La Bajada rige el calendario vital de la isla y es un elemento clave de cohesión social de todos sus habitantes, con independencia de su fe, de su agnosticismo o de su ateísmo.

La procesión, encuadrada en la tradición pastoril de la isla, se articula en torno a la Virgen, que simbólicamente cuida de su rebaño de fieles, simbolizados en el cuerpo de baile que acompaña la celebración, al son que marcan los pitos y tambores, sonidos que evocan de inmediato a El Hierro y que convierte a la música en otro elemento patrimonial esencial de esta tradición.

El camino es otro elemento impregnado de connotaciones simbólicas. Recorre casi 29 kilómetros a través de la dorsal que delimita las vertientes norte y sur de la isla.

Se divide en tramos, delimitados por rayas o límites, que serán recorridos por bailarines y personas del pueblo al que corresponda conforme al voto del siglo XVIII, encargándose del traslado y custodia de la Virgen.
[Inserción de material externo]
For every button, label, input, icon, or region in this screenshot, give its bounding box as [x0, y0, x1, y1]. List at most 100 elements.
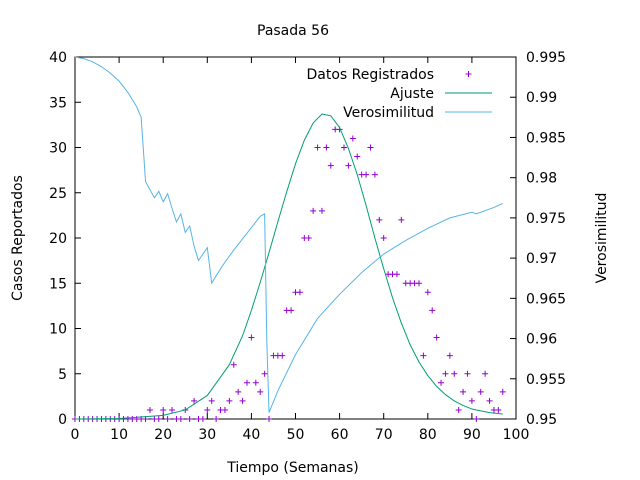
- data-point: [160, 406, 167, 413]
- data-point: [442, 370, 449, 377]
- data-point: [239, 397, 246, 404]
- axis-ticks: 0 10 20 30 40 50 60 70 80 90 100 0 5 10 15 20 25 30 35 40 0.…: [49, 50, 566, 443]
- data-point: [230, 361, 237, 368]
- data-point: [221, 406, 228, 413]
- y2-tick-label: 0.965: [526, 291, 566, 307]
- data-point: [257, 388, 264, 395]
- data-point: [433, 334, 440, 341]
- y2-tick-label: 0.95: [526, 412, 557, 428]
- data-point: [349, 135, 356, 142]
- x-tick-label: 80: [419, 427, 437, 443]
- y-tick-label: 5: [58, 367, 67, 383]
- data-point: [345, 162, 352, 169]
- legend-label: Verosimilitud: [343, 105, 434, 121]
- y2-tick-label: 0.975: [526, 211, 566, 227]
- chart-title: Pasada 56: [257, 23, 329, 39]
- x-tick-label: 40: [242, 427, 260, 443]
- data-point: [288, 307, 295, 314]
- data-point: [261, 370, 268, 377]
- data-point: [208, 397, 215, 404]
- data-point: [468, 397, 475, 404]
- data-point: [477, 388, 484, 395]
- y2-axis-label: Verosimilitud: [594, 193, 610, 284]
- data-point: [199, 416, 206, 422]
- data-point: [204, 406, 211, 413]
- data-point: [248, 334, 255, 341]
- data-point: [354, 153, 361, 160]
- y2-tick-label: 0.96: [526, 332, 557, 348]
- data-point: [363, 171, 370, 178]
- legend-label: Ajuste: [390, 86, 434, 102]
- data-point: [398, 216, 405, 223]
- data-point: [279, 352, 286, 359]
- data-point: [314, 144, 321, 151]
- data-point: [438, 379, 445, 386]
- data-point: [495, 406, 502, 413]
- data-point: [155, 416, 162, 422]
- data-point: [420, 352, 427, 359]
- data-point: [415, 280, 422, 287]
- data-point: [451, 370, 458, 377]
- data-point: [486, 397, 493, 404]
- y2-tick-label: 0.98: [526, 171, 557, 187]
- y2-tick-label: 0.985: [526, 130, 566, 146]
- data-point: [376, 216, 383, 223]
- x-tick-label: 90: [463, 427, 481, 443]
- data-point: [252, 379, 259, 386]
- data-point: [164, 416, 171, 422]
- data-point: [380, 235, 387, 241]
- data-point: [169, 406, 176, 413]
- x-tick-label: 10: [110, 427, 128, 443]
- y2-tick-label: 0.995: [526, 50, 566, 66]
- legend-point-sample: [465, 71, 472, 77]
- series-line-verosimilitud: [74, 56, 503, 413]
- x-tick-label: 50: [287, 427, 305, 443]
- data-point: [464, 370, 471, 377]
- x-tick-label: 60: [331, 427, 349, 443]
- data-point: [213, 416, 220, 422]
- data-point: [455, 406, 462, 413]
- data-point: [499, 388, 506, 395]
- y-axis-label: Casos Reportados: [10, 175, 26, 301]
- data-point: [146, 406, 153, 413]
- legend: Datos Registrados Ajuste Verosimilitud: [306, 67, 492, 121]
- y-tick-label: 40: [49, 50, 67, 66]
- x-tick-label: 70: [375, 427, 393, 443]
- x-tick-label: 20: [154, 427, 172, 443]
- y-tick-label: 35: [49, 95, 67, 111]
- data-point: [460, 388, 467, 395]
- data-point: [318, 207, 325, 214]
- y-tick-label: 30: [49, 141, 67, 157]
- y2-tick-label: 0.955: [526, 372, 566, 388]
- y-tick-label: 25: [49, 186, 67, 202]
- data-point: [243, 379, 250, 386]
- data-point: [266, 416, 273, 422]
- data-point: [310, 207, 317, 214]
- data-point: [226, 397, 233, 404]
- y-tick-label: 10: [49, 322, 67, 338]
- series-line-ajuste: [74, 113, 503, 420]
- y-tick-label: 20: [49, 231, 67, 247]
- data-point: [367, 144, 374, 151]
- data-point: [305, 235, 312, 241]
- data-point: [371, 171, 378, 178]
- data-point: [177, 416, 184, 422]
- y2-tick-label: 0.99: [526, 90, 557, 106]
- data-point: [482, 370, 489, 377]
- data-point: [191, 397, 198, 404]
- x-tick-label: 30: [198, 427, 216, 443]
- y-tick-label: 0: [58, 412, 67, 428]
- data-point: [393, 271, 400, 278]
- data-point: [235, 388, 242, 395]
- data-point: [296, 289, 303, 296]
- legend-label: Datos Registrados: [306, 67, 434, 83]
- data-point: [424, 289, 431, 296]
- data-point: [473, 416, 480, 422]
- x-tick-label: 100: [503, 427, 530, 443]
- data-point: [429, 307, 436, 314]
- data-point: [446, 352, 453, 359]
- y2-tick-label: 0.97: [526, 251, 557, 267]
- data-point: [323, 144, 330, 151]
- plot-marks: [72, 56, 506, 422]
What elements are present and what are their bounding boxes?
En La Bajada, según se fundamenta en el acuerdo aprobado por el pleno del Cabildo, confluyen elementos físicos y simbólicos que justifican sobradamente su consideración como Patrimonio Inmaterial de la Humanidad, tal y como se recoge en el expediente que ahora elevará el Cabildo de El Hierro al Gobierno de Canarias para su tramitación.

El sincretismo religioso facilitó la aculturación de una sociedad aislada durante siglos en un entorno cerrado como El Hierro, con otras formas socioculturales procedentes del continente europeo.

Se configura una nueva sociedad asentada sobre las raíces del cercano continente africano y las nuevas formas socioeconómicas implantadas tras la Conquista, dando lugar a una sociedad arraigada en su territorio y que ha sabido asumir su herencia y legarla a través de generaciones.

A todo ello hay que unir la importancia geológica y paisajística del recorrido que efectúa la Bajada, que recorre una geología singular, expresión evolutiva de una isla volcánica aún en proceso de formación.

El paisaje geológico se complementa y completa con la masa forestal que lo ha colonizado desde el origen de la isla, tanto el bosque de fayal-brezal, fósil viviente del bosque Terciario que una vez colonizó el planeta, hasta las masas de pino canario, cuya adaptación a un medio volcánico lo ha hecho único para la supervivencia en caso de incendios forestales.

En estos bosques es posible apreciar numerosos elementos botánicos, animales e insectos que son endémicos de la isla o del Archipiélago Canario.